70% of all healthcare workers are women. That’s a staggeringly high percentage, and it doesn’t take a genius to realize that the fight against Covid is being waged primarily by the healthcare industry. There are plenty of doctor and nurse burnout stories because of the long hours and consistency of death. What the reports fail to acknowledge is this burden statistically befalls women primarily all around the world. If this is a war, and all the language globally has been centered around “fighting” the disease, then women make up the infantry, the artillery, the cavalry–they are the army. It is time we start praising them as the soldiers for humanity they have been in the same way men are glorified for fighting wars that rain down destruction.
In this genuine struggle against a new disease, women have also made themselves the most at risk. 90% of nurses are women, and nurses tend to be the most exposed to patients during their stay in a hospital. A nurse’s day consists of touching and getting close to patients–whether it’s changing IVs, helping adjust positioning, or any other necessary tasks for patients to receive compassionate care. The vast majority of healthcare workers who expose themselves to the greatest extent are nurses, and just on numbers alone, the vast majority of nurses are women. You do the math.

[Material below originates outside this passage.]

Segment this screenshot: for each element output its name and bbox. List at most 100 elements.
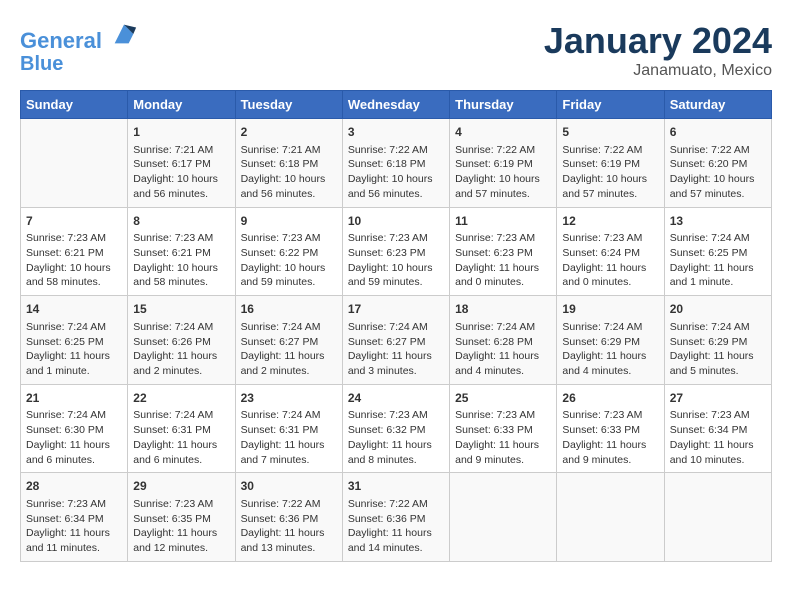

It’s also imperative to remember that, generally speaking, women also shoulder a significant burden at home. With schools and child care facilities closing, that responsibility has grown exponentially. So not only are women on the frontlines of the battle, but they’re also on the homefront trying to keep their families stable and secure in exceedingly trying times. Whether it’s helping students with schoolwork or being the consistent source of safety, Mothers have also been serving on another frontline of the pandemic, the frontline to keep children sane and progressing healthily both medically and mentally.